Version 5 (modified by 14 years ago) ( diff ) | ,
---|
Google Summer of Code 2009
Boost.Serialization
Here are a few small projects which would be really helpful.
Performance Testing and Profiling
I've managed to setup performance profiling using the following:
- current (as I write this) Boost.Build tools.
- the gcc compiler.
- and a shell script - profile.sh
- library_status program from the tools/regression/src directory
Invoking profile script produces a table which shows the results of each test and links to the actual profile.
The first thing I did was include some of the serialization library tests. It became immediately apparent that these tests were totally unsuitable for performance testing and that new tests needed to be written for this purpose. These tests would highlight the location of any performance bottlenecks in the serialization library. Whenever I've subjected my code in the past to this type of analysis, I've always been suprised to find bottlenecks in totally unanticipated places and fixing those has always lead to large improvements in performance. I expect that this project would have a huge impact on the utility of the serialization library.
Back Versioning
It has been suggested that a useful feature of the library would be the ability to create "older versions" of archives. Currently, the library permits one make programs that are guarenteed the ability to load archives with classes of a previous version. But there is not way to save classes in accordance with a previous version. At first I dismissed this a a huge project with small demand. A cursory examination of the code revealed that this would not be very difficult. It would require some small changes in code and some additional tests. Also it would require special treatment in the documentation - perhaps a case study.
Environments without RTTI
I note that some have commented that this library requires RTTI. This is not strictly true. The examples and almost all the tests presume the existence of RTTI. But it should be possible to use the library without it. The example used for testing is an extended_typeinfo implemenation which presumes that all classes names have been exported. So, to make this library compatible for platforms without RTTI, a set of tests, examples and new manual section would have to be created
Portable Archives (straszheim)
A method for testing portability was suggested (save and load to a portable binary archive, and verify that the checksum of the binary archive matches some checksum. This would involve development of the archive and tests.
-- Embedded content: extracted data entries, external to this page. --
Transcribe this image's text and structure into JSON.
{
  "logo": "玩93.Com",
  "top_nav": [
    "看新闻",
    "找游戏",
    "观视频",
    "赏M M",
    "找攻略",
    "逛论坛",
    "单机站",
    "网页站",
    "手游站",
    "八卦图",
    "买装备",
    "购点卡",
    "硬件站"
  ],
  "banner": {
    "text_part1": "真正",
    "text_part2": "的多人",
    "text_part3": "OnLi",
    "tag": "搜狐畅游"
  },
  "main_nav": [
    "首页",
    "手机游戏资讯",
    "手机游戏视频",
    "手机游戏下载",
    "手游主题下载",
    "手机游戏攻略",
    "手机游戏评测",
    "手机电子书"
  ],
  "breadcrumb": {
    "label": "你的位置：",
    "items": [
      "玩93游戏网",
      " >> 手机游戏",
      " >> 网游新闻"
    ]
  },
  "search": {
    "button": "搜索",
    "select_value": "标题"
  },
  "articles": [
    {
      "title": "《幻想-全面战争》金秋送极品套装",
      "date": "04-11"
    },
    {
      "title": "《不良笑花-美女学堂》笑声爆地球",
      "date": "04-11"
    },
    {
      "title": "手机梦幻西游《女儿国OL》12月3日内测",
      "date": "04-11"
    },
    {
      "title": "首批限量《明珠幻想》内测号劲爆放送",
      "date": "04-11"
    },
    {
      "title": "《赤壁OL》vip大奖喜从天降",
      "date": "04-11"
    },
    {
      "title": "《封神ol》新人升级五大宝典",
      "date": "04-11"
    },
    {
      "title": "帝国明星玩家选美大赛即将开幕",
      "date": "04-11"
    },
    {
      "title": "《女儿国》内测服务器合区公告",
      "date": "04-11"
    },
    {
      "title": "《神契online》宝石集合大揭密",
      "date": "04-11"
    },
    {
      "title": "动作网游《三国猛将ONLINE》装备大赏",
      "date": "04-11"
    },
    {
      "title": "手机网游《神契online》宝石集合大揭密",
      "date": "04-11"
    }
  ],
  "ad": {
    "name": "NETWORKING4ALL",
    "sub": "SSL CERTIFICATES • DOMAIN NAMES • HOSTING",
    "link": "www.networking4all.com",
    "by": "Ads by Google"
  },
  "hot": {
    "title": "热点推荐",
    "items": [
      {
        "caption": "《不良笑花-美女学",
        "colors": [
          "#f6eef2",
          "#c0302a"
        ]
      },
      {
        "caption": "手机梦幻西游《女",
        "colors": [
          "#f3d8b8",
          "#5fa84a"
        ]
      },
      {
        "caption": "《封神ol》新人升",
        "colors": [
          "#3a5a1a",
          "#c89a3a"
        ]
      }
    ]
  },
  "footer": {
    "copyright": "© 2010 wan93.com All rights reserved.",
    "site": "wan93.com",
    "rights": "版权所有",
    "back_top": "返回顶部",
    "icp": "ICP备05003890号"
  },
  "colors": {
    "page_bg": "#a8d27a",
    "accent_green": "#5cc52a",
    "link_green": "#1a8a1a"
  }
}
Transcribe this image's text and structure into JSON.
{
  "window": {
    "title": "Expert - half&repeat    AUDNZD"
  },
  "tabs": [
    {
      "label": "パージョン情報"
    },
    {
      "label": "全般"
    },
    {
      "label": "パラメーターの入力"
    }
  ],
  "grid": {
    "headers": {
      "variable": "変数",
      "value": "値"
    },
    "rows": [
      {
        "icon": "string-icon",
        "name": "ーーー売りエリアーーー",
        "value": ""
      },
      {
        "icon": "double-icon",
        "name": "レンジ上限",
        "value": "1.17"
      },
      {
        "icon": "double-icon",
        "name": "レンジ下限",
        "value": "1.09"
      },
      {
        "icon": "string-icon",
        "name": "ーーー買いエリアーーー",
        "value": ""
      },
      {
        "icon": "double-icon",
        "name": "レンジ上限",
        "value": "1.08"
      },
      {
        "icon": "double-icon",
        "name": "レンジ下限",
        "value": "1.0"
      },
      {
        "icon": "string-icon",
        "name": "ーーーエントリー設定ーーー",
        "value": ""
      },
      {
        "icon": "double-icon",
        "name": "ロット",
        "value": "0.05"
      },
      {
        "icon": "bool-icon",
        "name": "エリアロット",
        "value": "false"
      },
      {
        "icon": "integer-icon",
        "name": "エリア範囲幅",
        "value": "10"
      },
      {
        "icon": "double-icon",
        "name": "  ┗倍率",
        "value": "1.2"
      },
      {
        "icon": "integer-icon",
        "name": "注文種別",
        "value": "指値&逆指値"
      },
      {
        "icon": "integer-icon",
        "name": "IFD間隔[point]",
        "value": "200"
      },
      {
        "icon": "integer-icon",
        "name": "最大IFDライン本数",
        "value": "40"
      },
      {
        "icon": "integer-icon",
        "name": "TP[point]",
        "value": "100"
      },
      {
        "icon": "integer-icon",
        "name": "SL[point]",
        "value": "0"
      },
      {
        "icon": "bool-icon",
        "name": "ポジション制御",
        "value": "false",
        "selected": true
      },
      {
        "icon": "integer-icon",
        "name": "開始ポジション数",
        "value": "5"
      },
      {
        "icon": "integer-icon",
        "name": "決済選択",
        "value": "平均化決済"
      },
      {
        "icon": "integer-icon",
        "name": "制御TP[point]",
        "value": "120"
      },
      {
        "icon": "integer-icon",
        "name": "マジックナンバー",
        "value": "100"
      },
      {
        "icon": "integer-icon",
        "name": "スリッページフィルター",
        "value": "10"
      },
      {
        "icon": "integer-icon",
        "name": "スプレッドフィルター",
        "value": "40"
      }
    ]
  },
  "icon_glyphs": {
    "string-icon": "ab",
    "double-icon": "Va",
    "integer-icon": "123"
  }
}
Maximum version check (straszheim)
See https://svn.boost.org/trac/boost/ticket/2830
Export name aliasing (straszheim)
If you change the name under which a class is BOOST_CLASS_EXPORT'ed you break backwards compatibility... you can't read older archives. In addition there is no way to have more than one class exported under the same name.
Boost.Python
- Python 3.0 support
- Ability to extend the fundamental PyTypeObject used by boost.python
- Thread safety
- PyFinalize support
- Easier methods to write to_python/from_python converters
Boost.Proto
support for two-level (van Wijngaarden) grammars (niebler)
Proto is essentially a compiler construction toolkit for DSELs. It allows you to define the grammar for the DSEL, but currently has no native support for DSEL type systems. Support for two-level grammars would fill that hole.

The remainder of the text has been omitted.